Ho esitato prima di scrivere questo post perché forse, adesso, si sta facendo largo in me il momento del silenzio. Tuttavia lo scrivo lo stesso nella speranza che sia di beneficio a quelli che avrebbero voluto esserci e non hanno potuto.
Ieri mattina sono andato al funerale di Watson. Sono arrivato per primo sulla piazza della chiesa indicata per la cerimonia. C'eravamo io e la mia consorte. Abbiamo girato gli occhi all'intorno. Abbiamo visto all'entrata della chiesa, su un tavolino, la foto di Watson incorniciata in un quadretto davanti al registro per la firma delle presenze. Watson, nella foto, aveva una maglietta delle nostre con in primo piano una bella 2cv rossa.

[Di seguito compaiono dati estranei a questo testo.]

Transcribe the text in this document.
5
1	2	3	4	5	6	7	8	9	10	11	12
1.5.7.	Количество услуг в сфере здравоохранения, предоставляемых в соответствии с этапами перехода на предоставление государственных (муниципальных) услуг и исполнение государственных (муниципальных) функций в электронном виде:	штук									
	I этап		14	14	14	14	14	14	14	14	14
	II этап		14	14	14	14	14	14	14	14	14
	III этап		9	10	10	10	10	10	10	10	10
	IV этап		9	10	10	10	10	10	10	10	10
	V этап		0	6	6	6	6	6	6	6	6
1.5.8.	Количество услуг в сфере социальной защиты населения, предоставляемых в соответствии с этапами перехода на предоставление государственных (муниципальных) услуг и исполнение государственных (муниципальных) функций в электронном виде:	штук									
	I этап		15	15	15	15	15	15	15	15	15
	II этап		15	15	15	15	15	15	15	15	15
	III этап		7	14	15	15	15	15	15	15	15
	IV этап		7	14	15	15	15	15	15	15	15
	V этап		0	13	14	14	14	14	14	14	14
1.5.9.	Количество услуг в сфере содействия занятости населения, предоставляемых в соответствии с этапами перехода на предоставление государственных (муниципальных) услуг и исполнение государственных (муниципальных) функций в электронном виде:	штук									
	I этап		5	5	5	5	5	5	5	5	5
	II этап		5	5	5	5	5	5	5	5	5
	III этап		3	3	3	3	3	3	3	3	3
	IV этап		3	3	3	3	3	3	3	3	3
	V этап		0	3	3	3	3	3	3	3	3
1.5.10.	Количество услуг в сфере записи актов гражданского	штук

Come per un richiamo, più tardi, è arrivato Paolone con la sua 2cv pure rossa. Nel trascorrere dei minuti sono sopraggiunti i duecavallisti tra cui Ludo, Skassa, Guido, Golf, Rino, Almauri, Claudyane e altri. Alcuni di noi, compreso il sottoscritto, indossavano una maglietta delle tante in tema 2cv così come, con felice intuizione, aveva suggerito di fare Rino.
Più tardi sono arrivati anche Sbiru e Corrado, l'organizzatore del cimento autunnale, uno di quei raid montani che piacevano tanto al bogianen nostrano. Corrado era in abito scuro di ordinanza con la cravatta. Abbiamo fatto gruppo al riparo di una sagoma d'ombra gentilmente concessa da un pino vicino alla chiesa. Non sapendo stare zitto mi sono rivolto a Guido dicendo una stupidaggine.
Ho detto che lui, che fa i miracoli risuscitando le 2cv, avrebbe dovuto farne uno per risuscitare anche Watson perchè, in fondo, tutti noi volevamo solo rifamiliarizzare con la sua presenza fisica.
Dopo un pò è arrivato il carro funebre, una di quelle astronavi lucenti a quattro ruote deputate all'ultimo viaggio terreno.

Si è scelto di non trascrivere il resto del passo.